New ride-hailing agreements announced within the last year vary considerably in terms of structure and cost.

For example, as part of its partnership with Uber, Hackensack provides subsidies for trips to the patient’s home, but not to the hospital, according to an Uber spokesperson. 

However, Malone says subsidized trips home could still be considered an inducement if the agreement does not meet the above considerations surrounding luxury vehicles, financial need, geographical limitations and patient selection.

Neither HackensackUMC nor MedStar responded to questions regarding the specifics of each provider's partnership with Uber. Lyft declined to answer questions about its transportation partnerships with healthcare providers or any anti-kickback considerations within those agreements.

Given the well-publicized difficulties surrounding patient transportation, Maida predicted the healthcare industry will see some form of safe harbor for local transportation. He also says that future rules must strike a delicate balance, since the use of transportation as an inducement is not unprecedented.

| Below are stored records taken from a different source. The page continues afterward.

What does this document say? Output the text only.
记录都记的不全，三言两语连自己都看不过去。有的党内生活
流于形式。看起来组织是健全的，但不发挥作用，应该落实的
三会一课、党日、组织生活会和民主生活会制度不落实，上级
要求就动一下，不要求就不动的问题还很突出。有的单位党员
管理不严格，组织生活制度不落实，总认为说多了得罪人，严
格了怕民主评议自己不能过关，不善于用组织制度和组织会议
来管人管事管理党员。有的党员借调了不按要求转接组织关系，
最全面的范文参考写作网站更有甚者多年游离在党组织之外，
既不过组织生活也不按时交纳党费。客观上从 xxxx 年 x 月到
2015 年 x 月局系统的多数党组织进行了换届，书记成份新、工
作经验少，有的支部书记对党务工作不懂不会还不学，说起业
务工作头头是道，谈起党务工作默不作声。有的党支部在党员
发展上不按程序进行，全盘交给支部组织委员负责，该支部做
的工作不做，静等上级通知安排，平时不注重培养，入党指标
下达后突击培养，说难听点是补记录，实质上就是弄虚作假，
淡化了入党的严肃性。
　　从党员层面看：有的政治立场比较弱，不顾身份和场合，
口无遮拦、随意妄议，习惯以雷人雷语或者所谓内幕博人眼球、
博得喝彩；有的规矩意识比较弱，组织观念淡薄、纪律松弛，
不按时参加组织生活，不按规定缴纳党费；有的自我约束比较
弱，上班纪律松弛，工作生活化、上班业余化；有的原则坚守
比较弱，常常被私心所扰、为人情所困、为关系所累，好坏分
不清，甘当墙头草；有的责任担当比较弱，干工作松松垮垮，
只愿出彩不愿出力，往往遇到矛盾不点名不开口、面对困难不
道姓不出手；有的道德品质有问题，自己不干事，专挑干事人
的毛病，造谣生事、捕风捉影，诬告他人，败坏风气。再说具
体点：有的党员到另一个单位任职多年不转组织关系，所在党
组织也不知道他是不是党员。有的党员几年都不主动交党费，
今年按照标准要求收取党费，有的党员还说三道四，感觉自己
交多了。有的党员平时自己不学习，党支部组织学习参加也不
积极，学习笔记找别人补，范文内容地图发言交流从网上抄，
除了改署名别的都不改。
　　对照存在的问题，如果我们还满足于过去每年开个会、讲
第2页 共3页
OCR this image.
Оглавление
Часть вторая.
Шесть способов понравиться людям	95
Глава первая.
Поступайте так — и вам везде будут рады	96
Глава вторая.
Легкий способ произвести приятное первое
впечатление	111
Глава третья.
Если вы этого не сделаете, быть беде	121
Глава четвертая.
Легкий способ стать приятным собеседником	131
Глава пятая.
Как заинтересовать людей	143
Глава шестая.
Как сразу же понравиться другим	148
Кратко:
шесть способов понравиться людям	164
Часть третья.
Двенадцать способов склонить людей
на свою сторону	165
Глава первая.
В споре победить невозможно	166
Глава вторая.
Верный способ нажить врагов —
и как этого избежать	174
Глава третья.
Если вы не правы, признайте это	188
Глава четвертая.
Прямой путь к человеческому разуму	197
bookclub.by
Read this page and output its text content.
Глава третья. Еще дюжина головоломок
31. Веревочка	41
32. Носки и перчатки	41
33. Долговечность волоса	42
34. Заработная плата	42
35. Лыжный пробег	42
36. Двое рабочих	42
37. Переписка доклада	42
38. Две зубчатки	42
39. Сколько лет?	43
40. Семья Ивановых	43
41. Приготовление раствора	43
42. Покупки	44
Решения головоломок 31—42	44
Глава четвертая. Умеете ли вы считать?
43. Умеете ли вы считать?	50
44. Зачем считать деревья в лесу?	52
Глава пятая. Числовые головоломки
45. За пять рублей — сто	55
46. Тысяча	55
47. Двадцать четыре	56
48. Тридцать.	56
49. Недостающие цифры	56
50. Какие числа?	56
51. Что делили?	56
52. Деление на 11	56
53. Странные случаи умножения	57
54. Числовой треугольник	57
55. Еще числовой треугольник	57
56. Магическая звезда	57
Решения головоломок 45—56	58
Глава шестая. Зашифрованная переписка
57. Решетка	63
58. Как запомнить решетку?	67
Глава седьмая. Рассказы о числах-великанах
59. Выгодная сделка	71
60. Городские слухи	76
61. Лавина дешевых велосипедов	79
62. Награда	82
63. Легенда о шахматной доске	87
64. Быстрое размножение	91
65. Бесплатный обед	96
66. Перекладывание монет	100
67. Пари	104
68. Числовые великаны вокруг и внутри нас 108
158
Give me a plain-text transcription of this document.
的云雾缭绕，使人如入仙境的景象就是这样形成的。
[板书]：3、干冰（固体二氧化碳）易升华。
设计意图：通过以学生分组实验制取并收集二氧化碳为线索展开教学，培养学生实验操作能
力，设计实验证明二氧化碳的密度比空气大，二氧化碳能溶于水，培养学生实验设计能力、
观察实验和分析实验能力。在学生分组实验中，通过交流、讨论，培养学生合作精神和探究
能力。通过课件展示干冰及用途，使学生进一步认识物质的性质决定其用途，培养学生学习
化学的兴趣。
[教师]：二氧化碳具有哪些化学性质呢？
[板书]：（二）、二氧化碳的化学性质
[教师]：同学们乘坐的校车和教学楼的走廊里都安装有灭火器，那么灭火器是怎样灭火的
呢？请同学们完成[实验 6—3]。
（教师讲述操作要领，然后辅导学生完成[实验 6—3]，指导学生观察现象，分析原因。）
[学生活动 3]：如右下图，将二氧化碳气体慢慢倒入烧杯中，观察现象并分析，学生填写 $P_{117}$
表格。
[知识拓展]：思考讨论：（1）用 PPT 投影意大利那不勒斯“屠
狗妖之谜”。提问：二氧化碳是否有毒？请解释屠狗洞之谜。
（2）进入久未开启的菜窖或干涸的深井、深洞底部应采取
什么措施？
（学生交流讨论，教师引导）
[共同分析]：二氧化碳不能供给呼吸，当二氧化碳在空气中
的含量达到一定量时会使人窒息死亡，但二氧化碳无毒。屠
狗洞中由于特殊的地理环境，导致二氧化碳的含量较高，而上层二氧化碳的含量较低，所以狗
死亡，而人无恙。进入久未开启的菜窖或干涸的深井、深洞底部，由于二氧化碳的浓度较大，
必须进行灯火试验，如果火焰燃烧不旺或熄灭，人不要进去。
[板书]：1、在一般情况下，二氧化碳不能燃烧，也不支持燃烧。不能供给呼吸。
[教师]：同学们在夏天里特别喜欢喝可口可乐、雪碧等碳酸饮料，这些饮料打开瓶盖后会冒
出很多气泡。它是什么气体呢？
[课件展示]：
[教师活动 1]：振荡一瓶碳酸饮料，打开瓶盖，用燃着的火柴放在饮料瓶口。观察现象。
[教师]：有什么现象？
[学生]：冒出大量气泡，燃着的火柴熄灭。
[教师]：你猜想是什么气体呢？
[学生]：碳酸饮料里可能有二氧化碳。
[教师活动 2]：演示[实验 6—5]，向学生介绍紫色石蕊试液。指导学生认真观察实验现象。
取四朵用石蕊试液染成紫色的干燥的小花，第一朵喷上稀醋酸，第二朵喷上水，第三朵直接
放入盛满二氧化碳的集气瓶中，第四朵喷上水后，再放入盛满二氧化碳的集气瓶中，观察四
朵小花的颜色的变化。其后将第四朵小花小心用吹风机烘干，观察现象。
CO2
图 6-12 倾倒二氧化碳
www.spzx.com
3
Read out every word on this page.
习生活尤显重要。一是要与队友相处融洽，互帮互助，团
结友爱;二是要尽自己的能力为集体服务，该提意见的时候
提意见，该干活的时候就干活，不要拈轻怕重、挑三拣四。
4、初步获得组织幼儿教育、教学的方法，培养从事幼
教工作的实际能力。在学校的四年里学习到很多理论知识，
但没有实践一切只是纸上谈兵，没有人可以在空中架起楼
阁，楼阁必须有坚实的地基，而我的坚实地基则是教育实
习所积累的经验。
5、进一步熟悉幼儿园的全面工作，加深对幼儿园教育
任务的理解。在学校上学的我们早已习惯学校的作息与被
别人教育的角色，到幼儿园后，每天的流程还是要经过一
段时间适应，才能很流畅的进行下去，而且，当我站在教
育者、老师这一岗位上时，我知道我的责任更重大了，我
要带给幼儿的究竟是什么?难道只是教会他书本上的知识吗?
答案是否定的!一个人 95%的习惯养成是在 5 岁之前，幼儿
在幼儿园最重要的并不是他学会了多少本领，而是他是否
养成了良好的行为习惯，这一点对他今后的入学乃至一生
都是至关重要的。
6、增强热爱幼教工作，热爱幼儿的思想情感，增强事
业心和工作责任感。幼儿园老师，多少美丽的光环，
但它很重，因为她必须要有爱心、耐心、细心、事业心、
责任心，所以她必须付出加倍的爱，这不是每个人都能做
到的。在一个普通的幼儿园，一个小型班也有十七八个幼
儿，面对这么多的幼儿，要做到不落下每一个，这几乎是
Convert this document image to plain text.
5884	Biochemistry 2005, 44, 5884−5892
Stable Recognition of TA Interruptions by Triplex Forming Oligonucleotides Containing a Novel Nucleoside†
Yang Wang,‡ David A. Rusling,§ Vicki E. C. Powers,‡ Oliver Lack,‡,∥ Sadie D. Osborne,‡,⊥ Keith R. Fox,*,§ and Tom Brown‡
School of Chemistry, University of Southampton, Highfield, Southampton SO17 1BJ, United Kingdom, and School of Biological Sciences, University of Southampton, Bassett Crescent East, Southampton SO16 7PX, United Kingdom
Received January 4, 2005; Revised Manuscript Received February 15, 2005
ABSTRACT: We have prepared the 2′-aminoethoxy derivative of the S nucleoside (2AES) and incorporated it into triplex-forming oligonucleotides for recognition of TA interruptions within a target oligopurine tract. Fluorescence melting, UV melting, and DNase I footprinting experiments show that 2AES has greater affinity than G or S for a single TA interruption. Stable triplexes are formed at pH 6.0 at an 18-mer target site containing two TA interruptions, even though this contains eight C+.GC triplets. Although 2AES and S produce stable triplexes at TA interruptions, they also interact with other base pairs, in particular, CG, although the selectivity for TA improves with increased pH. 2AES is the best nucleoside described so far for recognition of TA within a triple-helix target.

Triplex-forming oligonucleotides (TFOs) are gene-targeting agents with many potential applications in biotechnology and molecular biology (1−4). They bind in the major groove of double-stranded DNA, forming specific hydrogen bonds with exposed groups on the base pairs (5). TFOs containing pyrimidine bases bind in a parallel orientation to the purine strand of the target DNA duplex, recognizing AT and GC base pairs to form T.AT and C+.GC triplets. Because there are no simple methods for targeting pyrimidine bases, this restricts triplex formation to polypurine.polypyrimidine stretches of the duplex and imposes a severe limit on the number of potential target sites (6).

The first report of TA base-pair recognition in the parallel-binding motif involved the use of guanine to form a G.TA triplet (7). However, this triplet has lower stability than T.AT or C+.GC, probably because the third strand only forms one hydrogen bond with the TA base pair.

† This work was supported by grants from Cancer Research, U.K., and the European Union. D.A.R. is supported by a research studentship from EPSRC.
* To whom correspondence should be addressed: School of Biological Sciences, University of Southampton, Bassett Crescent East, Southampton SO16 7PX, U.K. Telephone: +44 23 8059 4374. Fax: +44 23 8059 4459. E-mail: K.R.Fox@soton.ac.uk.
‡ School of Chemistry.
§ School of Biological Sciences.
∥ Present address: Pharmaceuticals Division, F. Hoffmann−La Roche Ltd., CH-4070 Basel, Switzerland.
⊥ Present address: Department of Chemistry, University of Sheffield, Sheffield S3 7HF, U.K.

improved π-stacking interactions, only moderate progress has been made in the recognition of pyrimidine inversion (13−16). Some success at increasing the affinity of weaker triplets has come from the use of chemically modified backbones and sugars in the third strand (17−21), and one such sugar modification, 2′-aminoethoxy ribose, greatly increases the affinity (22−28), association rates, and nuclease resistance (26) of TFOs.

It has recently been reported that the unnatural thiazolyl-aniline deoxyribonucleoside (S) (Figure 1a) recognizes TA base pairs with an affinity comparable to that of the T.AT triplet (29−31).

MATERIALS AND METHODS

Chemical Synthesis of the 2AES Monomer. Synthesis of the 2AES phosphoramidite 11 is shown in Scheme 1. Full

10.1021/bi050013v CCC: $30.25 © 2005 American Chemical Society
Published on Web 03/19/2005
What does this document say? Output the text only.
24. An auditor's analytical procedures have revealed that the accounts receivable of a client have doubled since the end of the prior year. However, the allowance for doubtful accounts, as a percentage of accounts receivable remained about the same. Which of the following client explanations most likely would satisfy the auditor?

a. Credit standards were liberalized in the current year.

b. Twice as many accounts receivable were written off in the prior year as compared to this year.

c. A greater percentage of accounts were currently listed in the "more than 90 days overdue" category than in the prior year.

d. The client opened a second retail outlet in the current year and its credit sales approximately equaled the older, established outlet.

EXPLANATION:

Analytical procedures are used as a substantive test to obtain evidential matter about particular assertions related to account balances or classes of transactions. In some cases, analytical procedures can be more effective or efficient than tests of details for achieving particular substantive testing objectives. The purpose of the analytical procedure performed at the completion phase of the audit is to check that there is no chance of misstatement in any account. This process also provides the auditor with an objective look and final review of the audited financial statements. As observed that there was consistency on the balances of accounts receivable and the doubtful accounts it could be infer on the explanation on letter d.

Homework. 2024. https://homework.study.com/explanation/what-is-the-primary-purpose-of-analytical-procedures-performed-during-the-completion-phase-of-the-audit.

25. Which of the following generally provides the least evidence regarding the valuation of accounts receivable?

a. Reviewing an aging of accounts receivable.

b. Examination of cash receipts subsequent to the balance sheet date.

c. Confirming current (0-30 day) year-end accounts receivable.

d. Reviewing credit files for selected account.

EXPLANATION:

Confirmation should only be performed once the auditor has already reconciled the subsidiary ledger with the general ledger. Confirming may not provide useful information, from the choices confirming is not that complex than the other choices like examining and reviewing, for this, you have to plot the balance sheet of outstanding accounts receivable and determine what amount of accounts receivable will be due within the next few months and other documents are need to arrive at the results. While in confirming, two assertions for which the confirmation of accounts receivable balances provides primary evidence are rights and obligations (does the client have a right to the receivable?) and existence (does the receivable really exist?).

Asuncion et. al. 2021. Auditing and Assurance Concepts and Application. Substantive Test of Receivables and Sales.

Last year, nine Jacksonville hospitals and an ambulance company paid $7.5 million to settle allegations they improperly billed Medicare for non-emergency rides in an effort to boost ER throughput.

Although OIG doesn’t want to limit access to care, the agency is also aware of the ways in which transportation can be used as an inducement to boost volume.

“They are trying to weigh those two things: [Preventing] a Wild West where people can do anything versus ensuring that beneficiaries legitimately get access to the care they need,” Maida says.